Woodford Investment Management is to launch its third product – a higher income fund – in March. The Woodford Income Focus fund will not target a specific yield, but will aim to produce a greater level of income than that provided by Neil Woodford’s existing £9.6bn equity income offering.

It will aim to yield 5p per £1 share in its first full calendar year (2018), after which it will aim to deliver a sustainable growth in income over five-year rolling periods.

The fund is expected to yield 20 per cent more than the FTSE All-Share over this rolling five-year timeframe. 

In contrast to Mr Woodford’s equity income fund, and his Patient Capital investment trust, Income Focus will not invest in unquoted companies. These stocks tend to be less mature companies, and hence less likely to pay a dividend to investors. Instead, it will have greater flexibility to purchase overseas shares, although it is expected to remain predominately focused on domestic companies. Up to 20 per cent of the fund’s portfolio can, in theory, be held overseas.

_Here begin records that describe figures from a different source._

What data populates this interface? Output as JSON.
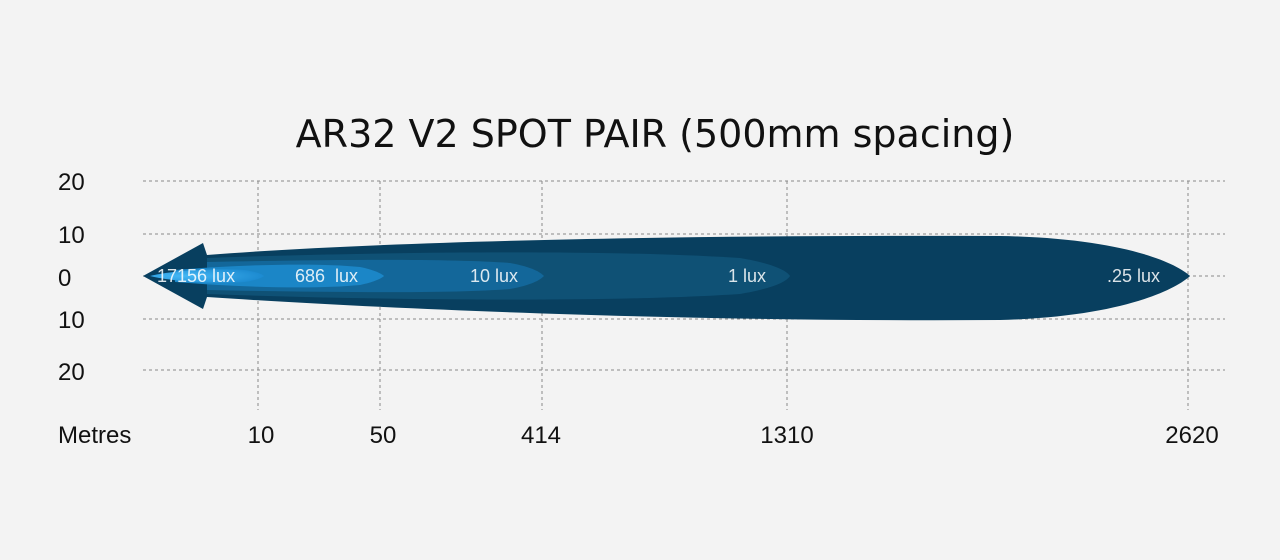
{
  "chart_data": {
    "type": "area",
    "title": "AR32 V2 SPOT PAIR (500mm spacing)",
    "xlabel": "Metres",
    "x_ticks": [
      "10",
      "50",
      "414",
      "1310",
      "2620"
    ],
    "y_ticks": [
      "20",
      "10",
      "0",
      "10",
      "20"
    ],
    "grid": true,
    "isolux": [
      {
        "label": "17156 lux",
        "reach_m": "10"
      },
      {
        "label": "686  lux",
        "reach_m": "50"
      },
      {
        "label": "10 lux",
        "reach_m": "414"
      },
      {
        "label": "1 lux",
        "reach_m": "1310"
      },
      {
        "label": ".25 lux",
        "reach_m": "2620"
      }
    ],
    "colors": {
      "background": "#f3f3f3",
      "grid": "#8a8a8a",
      "zone_025": "#083f5f",
      "zone_1": "#0f5175",
      "zone_10": "#13679a",
      "zone_686": "#1b86c7",
      "zone_17156": "#2fa3e6"
    }
  }
}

The company said in a statement: “Woodford Investment Management confirms that it intends to launch the CF Woodford Income Focus fund in March 2017 with a fixed-offer period. The dates will be confirmed in due course.”

https://woodfordfunds.com

Comment

A launch from Neil Woodford always tends to catch intermediaries’ eyes, but the manager’s recent performance struggles should ensure advisers don’t get carried away by the prospects for the new portfolio.

Mr Woodford’s existing Equity Income and Patient Capital trusts are fourth quartile in the performance tables over the past 12 months, although his long-term reputation remains intact. In truth, the existing Equity Income product is not a pure-play income vehicle. Its partial focus on unquoted companies reduces the yield on offer – to the extent that the fund could eventually fall foul of current Investment Association rules requiring UK equity income funds to yield 10 per cent more than the FTSE All-Share over rolling three-year periods. 

The latest product focuses on what investors perceive to be the manager’s strength – the generation of income –although this is likely to come at the expense of some capital growth.

The Income and High Income funds that Mr Woodford previously ran at former employer Invesco ended up looking remarkably similar to one another and, while that is unlikely to be repeated given Income Focus’s lack of unquoted positions, advisers are unlikely to want to the concentration risk that would come from holding both funds in a single portfolio.